Abstracts

The NLRP3 Inflammasome has been implicated in the pathogenesis of febrile-infection related epilepsy syndrome (FIRES). A functional deficiency in endogenous IL-1 receptor antagonist (IL-1Ra) activity found in patients in FIRES may lead to an unopposed pathological inflammatory state driven by over-active IL-1β, a master cytokine of innate immunity and local and systemic inflammation. Given the compromised IL-1Ra function in FIRES patients, we chose to utilize IL-1Ra deficient mice to model FIRES. We exposed IL-1Ra deficient mice to experimentally induced fever at postnatal day (P) 25, followed by intrahippocampal kainic acid (IHKA)-injection at P30 or P40 to induce status epilepticus (SE) and monitored them for spontaneous recurrent seizures over 3 weeks.

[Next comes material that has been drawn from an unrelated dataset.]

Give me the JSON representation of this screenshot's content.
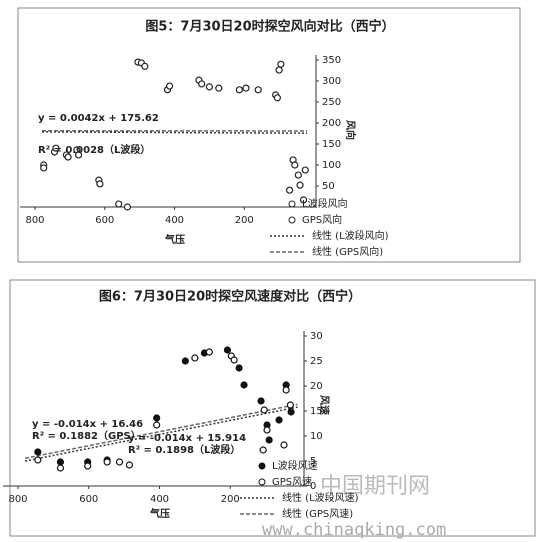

Breeding pairs of IL-1Ra (+/-) mice were purchased from Jackson Laboratory. To mimic febrile illness history of FIRES patients, we exposed three groups of P25 mice, wild type (WT n=16), heterozygous (HET n=15), and knock-out (KO n=16), to experimental fever (lipopolysaccharide (LPS) + hyperthermia).  Mice were injected with LPS (100 ug/kg i.p.) 2 h before exposure to a heat lamp to raise the core temperature to 41°C for 30 minutes. Mice were injected with IHKA (150 nl x 1 mg/ml) stereotactically either at P30 (P25-P30 group; WT 7, HET 6, KO 8) or at P40 (P25-P40 group; WT 9, HET 9, KO 8). Electroencephalographic (EEG) (Pinnacle) was implanted at P40 and 48-h EEG was obtained at two and three weeks post-IHKA-SE.  Electrographic seizures were defined as rhythmic EEG activity lasting 10 s or longer that exceeds the baseline amplitude by at least threefold. Kruskal-Wallis and Mann-Whitney tests (Prism v. 5.0, GraphPad) were used for statistical analysis, and significance was defined as p< 0.05.